30 October 2013
My friend Bob Henson at the National Center for Atmospheric Research has a great piece on Atmos News about Sandy today. NCAR has published some amazing high-resolution model runs of Sandy, and in some ways Sandy actually behaved like a tornadic super-cell. The model runs show that as Sandy approached a cold front, it tilted tubes of rotation air from the horizontal to the vertical. This same thing happens in super-cells, and meteorologists measure a term called storm relative helicity to rate the magnitude of this conversion.
The video below shows the cool air at the surface rising and releasing heat as it climbs into the storm. Sandy was a hybrid storm, acting like an intense nor’easter down low, but having a core of warm air aloft. As water condenses from vapor to liquid it releases heat and warms the air. Think of it this way, it takes heat to boil a pot of water dry, but when that steam condenses back to liquid, all that heat to boil it away is released back.
Yes indeed, energy is conserved.
Below the first, is another video of Sandy made with a model running at a resolution of 500 meters! This model took 58 hours to run on the
new NCAR Univ. of Illinois Cray supercomputer! The same model I use each day to forecast was used, but it runs at 12KM and 4KM resolution.
To run the model at a higher resolution would not give us a forecast for tomorrow until the day after, or longer! Running these high-resolution models after the fact may not help with forecasting Sandy, but it will help us to better forecast the next one.
There is no doubt that the rising sea level made Sandy worse.
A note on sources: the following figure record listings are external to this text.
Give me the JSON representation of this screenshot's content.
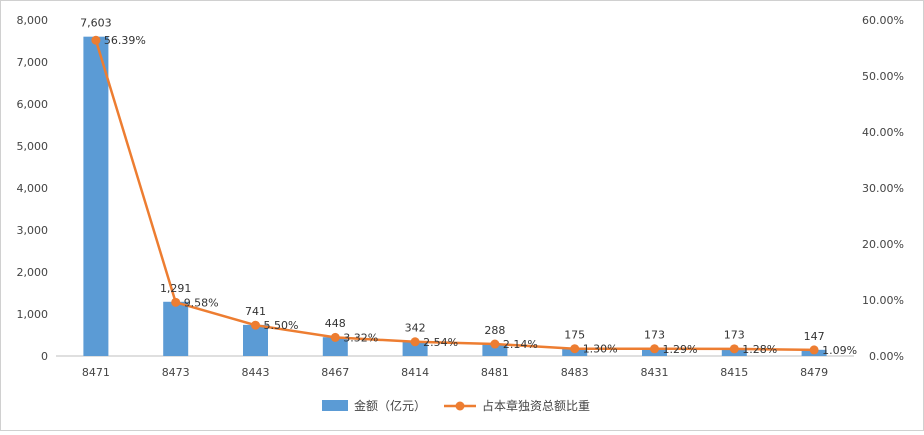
{
  "chart_data": {
    "type": "bar",
    "categories": [
      "8471",
      "8473",
      "8443",
      "8467",
      "8414",
      "8481",
      "8483",
      "8431",
      "8415",
      "8479"
    ],
    "series": [
      {
        "name": "金额（亿元）",
        "type": "bar",
        "axis": "left",
        "values": [
          7603,
          1291,
          741,
          448,
          342,
          288,
          175,
          173,
          173,
          147
        ],
        "labels": [
          "7,603",
          "1,291",
          "741",
          "448",
          "342",
          "288",
          "175",
          "173",
          "173",
          "147"
        ],
        "color": "#5b9bd5"
      },
      {
        "name": "占本章独资总额比重",
        "type": "line",
        "axis": "right",
        "values": [
          56.39,
          9.58,
          5.5,
          3.32,
          2.54,
          2.14,
          1.3,
          1.29,
          1.28,
          1.09
        ],
        "labels": [
          "56.39%",
          "9.58%",
          "5.50%",
          "3.32%",
          "2.54%",
          "2.14%",
          "1.30%",
          "1.29%",
          "1.28%",
          "1.09%"
        ],
        "color": "#ed7d31"
      }
    ],
    "y_left": {
      "range": [
        0,
        8000
      ],
      "ticks": [
        0,
        1000,
        2000,
        3000,
        4000,
        5000,
        6000,
        7000,
        8000
      ],
      "tick_labels": [
        "0",
        "1,000",
        "2,000",
        "3,000",
        "4,000",
        "5,000",
        "6,000",
        "7,000",
        "8,000"
      ]
    },
    "y_right": {
      "range": [
        0,
        60
      ],
      "ticks": [
        0,
        10,
        20,
        30,
        40,
        50,
        60
      ],
      "tick_labels": [
        "0.00%",
        "10.00%",
        "20.00%",
        "30.00%",
        "40.00%",
        "50.00%",
        "60.00%"
      ]
    },
    "grid": false,
    "legend": "bottom"
  }
}
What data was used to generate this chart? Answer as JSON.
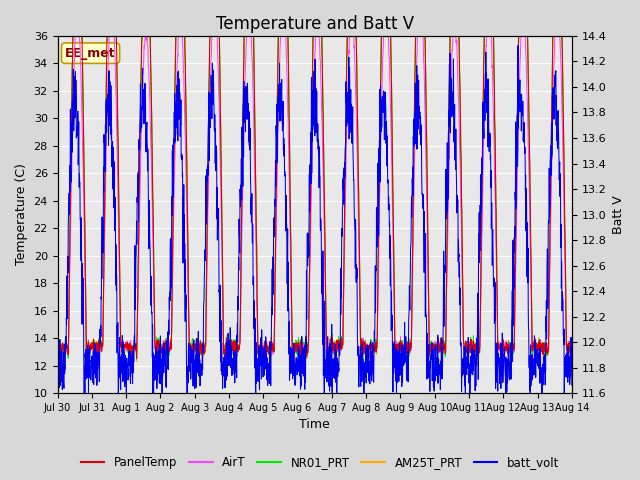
{
  "title": "Temperature and Batt V",
  "xlabel": "Time",
  "ylabel_left": "Temperature (C)",
  "ylabel_right": "Batt V",
  "ylim_left": [
    10,
    36
  ],
  "ylim_right": [
    11.6,
    14.4
  ],
  "yticks_left": [
    10,
    12,
    14,
    16,
    18,
    20,
    22,
    24,
    26,
    28,
    30,
    32,
    34,
    36
  ],
  "yticks_right": [
    11.6,
    11.8,
    12.0,
    12.2,
    12.4,
    12.6,
    12.8,
    13.0,
    13.2,
    13.4,
    13.6,
    13.8,
    14.0,
    14.2,
    14.4
  ],
  "xtick_labels": [
    "Jul 30",
    "Jul 31",
    "Aug 1",
    "Aug 2",
    "Aug 3",
    "Aug 4",
    "Aug 5",
    "Aug 6",
    "Aug 7",
    "Aug 8",
    "Aug 9",
    "Aug 10",
    "Aug 11",
    "Aug 12",
    "Aug 13",
    "Aug 14"
  ],
  "colors": {
    "PanelTemp": "#dd0000",
    "AirT": "#ff44ff",
    "NR01_PRT": "#00ee00",
    "AM25T_PRT": "#ffaa00",
    "batt_volt": "#0000ee"
  },
  "legend_labels": [
    "PanelTemp",
    "AirT",
    "NR01_PRT",
    "AM25T_PRT",
    "batt_volt"
  ],
  "annotation_text": "EE_met",
  "annotation_color": "#880000",
  "annotation_bg": "#ffffcc",
  "background_color": "#e8e8e8",
  "grid_color": "#ffffff",
  "title_fontsize": 12,
  "label_fontsize": 9,
  "tick_fontsize": 8,
  "figsize": [
    6.4,
    4.8
  ],
  "dpi": 100
}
I think in many ways it was the first real reminder from Mother Nature that climate change is not just something that will affect our grand children, but is already changing our planet. A storm like Sandy will be notably worse in just 30 years. How we rebuild on the coastline now, will determine how many people lose their homes and livelihoods next time.
More on Sandy and more on the high-resolution model runs from Bob Henson at NCAR here. It truly is amazing how well we can model the atmosphere now compared to 30 years ago. When we have computers that can run at 500 meter resolution and produce a 48 hour forecast in 3-4 hours, then forecasting will indeed have entered a new age.